Middle East

Power cuts help revive Syrian tradition of public bathhouses

DAMASCUS, Syria (AP) — At Hammam Bakri in Damascus’ Old City, Syrian men wrapped in towels from the waist down lie down on a scalding marble floor. Masseurs vigorously scrub their skin with a soap-soaked loofah and wash them down with hot water.

Around a hexagonal fountain outside — traditionally found in old Damascene houses — patrons sip an infusion of herbs and dried flowers known as zhourat. The soothing smell fills the air around the domed roof.

After having fallen victim to modernization, Syria’s ancient public bathhouses, known as Hammamat, are picking up steam again, largely due to prolonged electricity cuts during a particularly cold winter in this war-scarred country.

With soaring fuel prices and barely enough power to heat water at home, many are turning to the few remaining Hammams in cities like Damascus, Homs and Aleppo more to the north.

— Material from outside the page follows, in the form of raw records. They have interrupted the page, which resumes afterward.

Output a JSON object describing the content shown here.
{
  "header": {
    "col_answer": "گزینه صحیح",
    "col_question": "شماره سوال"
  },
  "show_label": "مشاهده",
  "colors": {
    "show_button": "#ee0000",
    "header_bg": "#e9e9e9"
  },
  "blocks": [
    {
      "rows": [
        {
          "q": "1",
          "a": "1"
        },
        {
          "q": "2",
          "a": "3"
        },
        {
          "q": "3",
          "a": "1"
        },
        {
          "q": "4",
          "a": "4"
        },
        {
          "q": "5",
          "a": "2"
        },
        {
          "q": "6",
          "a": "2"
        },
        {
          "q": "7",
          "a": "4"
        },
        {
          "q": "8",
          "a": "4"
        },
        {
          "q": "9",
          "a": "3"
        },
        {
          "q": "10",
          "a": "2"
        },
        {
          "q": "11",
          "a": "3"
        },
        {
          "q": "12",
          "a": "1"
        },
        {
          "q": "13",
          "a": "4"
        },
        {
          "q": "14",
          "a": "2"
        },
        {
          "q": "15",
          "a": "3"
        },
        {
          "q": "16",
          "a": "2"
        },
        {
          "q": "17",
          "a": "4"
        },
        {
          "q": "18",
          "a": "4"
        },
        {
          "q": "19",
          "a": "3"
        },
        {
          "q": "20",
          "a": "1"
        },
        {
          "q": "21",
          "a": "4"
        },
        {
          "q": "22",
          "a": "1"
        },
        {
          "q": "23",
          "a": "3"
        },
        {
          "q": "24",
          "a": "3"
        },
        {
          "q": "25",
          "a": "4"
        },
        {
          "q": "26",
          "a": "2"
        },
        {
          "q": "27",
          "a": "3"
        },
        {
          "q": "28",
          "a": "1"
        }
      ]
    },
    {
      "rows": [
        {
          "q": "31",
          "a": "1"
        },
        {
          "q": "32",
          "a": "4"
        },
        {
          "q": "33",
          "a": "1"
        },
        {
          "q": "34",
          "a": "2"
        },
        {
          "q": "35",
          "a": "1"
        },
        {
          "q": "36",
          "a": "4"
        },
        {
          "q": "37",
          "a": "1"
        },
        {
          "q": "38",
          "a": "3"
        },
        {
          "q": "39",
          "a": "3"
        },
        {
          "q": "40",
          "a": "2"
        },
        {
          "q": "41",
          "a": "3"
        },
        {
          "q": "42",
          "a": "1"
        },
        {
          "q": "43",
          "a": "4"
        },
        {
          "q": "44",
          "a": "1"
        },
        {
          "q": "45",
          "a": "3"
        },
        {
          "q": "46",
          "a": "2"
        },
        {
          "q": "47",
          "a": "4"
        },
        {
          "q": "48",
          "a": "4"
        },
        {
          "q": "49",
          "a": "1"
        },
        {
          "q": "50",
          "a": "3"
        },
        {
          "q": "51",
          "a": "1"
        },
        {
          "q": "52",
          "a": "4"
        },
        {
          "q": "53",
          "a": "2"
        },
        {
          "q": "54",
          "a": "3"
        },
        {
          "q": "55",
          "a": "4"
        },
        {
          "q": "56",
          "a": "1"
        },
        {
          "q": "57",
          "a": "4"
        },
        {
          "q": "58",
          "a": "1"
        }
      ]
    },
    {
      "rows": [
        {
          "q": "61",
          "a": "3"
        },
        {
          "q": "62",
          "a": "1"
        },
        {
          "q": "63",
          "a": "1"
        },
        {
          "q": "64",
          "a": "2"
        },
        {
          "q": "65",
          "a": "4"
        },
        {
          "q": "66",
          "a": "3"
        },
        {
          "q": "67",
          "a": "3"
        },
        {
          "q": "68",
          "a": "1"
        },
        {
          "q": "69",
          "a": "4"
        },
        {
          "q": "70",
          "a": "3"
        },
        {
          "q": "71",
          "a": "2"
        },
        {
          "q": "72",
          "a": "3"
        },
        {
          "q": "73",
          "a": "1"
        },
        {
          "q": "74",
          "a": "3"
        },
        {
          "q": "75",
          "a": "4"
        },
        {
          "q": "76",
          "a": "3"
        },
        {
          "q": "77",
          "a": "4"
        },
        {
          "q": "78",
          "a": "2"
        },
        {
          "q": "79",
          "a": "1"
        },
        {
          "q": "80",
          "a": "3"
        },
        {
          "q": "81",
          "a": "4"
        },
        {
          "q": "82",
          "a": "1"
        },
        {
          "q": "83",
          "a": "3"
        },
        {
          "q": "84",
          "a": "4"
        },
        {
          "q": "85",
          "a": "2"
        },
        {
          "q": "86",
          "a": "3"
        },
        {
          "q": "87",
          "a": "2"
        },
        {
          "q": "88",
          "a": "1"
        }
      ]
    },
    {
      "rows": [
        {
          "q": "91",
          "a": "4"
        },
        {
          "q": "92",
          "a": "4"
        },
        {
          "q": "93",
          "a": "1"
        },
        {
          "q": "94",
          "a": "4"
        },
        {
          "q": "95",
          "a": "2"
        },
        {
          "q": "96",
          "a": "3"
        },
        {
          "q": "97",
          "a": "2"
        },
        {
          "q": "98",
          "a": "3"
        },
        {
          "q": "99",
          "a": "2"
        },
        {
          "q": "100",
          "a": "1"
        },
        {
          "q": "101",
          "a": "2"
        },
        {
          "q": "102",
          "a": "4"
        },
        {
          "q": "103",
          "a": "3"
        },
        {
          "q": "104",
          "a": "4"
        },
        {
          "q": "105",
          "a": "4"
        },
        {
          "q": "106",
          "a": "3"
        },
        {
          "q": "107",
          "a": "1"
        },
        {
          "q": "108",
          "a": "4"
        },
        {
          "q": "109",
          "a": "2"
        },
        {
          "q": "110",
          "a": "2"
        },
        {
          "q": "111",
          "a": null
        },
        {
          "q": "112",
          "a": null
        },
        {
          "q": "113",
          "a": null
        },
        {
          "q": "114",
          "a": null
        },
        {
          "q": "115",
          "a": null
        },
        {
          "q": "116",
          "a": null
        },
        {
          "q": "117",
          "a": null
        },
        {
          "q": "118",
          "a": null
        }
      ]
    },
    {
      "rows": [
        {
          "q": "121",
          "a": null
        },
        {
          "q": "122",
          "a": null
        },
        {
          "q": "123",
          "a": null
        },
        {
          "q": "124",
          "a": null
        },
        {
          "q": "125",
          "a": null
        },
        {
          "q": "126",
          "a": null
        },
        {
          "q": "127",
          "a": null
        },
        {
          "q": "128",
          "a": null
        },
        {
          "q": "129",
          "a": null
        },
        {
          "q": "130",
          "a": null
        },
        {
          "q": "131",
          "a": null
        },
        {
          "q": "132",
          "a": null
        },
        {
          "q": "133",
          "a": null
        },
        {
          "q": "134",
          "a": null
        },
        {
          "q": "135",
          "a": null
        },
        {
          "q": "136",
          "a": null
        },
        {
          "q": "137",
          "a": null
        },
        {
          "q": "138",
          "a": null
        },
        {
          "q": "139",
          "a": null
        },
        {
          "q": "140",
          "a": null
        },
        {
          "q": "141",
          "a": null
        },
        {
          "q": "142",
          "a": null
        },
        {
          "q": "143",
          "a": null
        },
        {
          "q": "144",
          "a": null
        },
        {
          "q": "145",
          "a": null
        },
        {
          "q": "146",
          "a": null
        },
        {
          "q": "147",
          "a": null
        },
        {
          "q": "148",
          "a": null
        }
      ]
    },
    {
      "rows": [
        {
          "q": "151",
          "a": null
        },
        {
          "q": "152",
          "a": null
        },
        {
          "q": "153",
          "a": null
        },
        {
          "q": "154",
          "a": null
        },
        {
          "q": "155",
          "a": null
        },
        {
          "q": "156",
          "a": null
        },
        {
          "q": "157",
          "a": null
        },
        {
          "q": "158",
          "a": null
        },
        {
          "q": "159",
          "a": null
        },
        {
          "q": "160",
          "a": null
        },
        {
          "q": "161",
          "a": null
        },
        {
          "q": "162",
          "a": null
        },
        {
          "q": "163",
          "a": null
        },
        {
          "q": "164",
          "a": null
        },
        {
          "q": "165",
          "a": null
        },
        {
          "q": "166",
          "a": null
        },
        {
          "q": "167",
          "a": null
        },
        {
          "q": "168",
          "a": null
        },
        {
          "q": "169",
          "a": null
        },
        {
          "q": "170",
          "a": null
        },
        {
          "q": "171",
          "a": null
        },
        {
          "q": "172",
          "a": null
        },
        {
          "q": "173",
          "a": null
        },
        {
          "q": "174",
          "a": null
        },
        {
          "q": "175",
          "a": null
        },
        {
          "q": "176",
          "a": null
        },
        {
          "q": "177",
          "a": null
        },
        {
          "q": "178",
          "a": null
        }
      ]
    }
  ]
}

Damascus, along with major Arab cities like Baghdad, Mosul and Cairo, is home to some of the country’s oldest and best bathhouses, some of them over a thousand years old. Many of them have closed due to modernization, lack of business and the war that left much of the country in ruins, crippled the economy and shrunk wages.

Now, officials at Damascus’ remaining public baths say they are doing brisk business again but it’s mostly due to residents who come for the hot water — a luxury they no longer find at home. Power outages often run for more than 20 hours a day in Damascus. Few can afford to have a private generator or pay the price of fuel.

The difficult times, say owners of public bathhouses, are in a way helping keep the tradition alive.

For 10,000 lira ( less than $3), the customers at Hammam Bakri located within the old city are given towels, a loofah and a piece of traditional olive oil soap. They are then scrubbed in a steamy room, often with Arabic music in the background.

“Having a hot shower is very different than having cold showers especially in these temperatures,” said Husam Hamami, the manager. “We are now going through a difficult time. There is little electricity and the water is little so people are not even getting a chance to heat their water so we are finding that many people are coming in once a week.”

Bakri is one of the oldest bathhouses in Damascus, established in 1069. Instead of tourists, it is now residents who come in more frequently. On a recent day, a group of men sauntered in elevated clogs made from wood, known as qabqab, as they patted themselves dry with towels, emerging from a fog.

“There’s been a good turnout from people who are not tourists looking to relax. These people are coming to bathe,” Hamami said.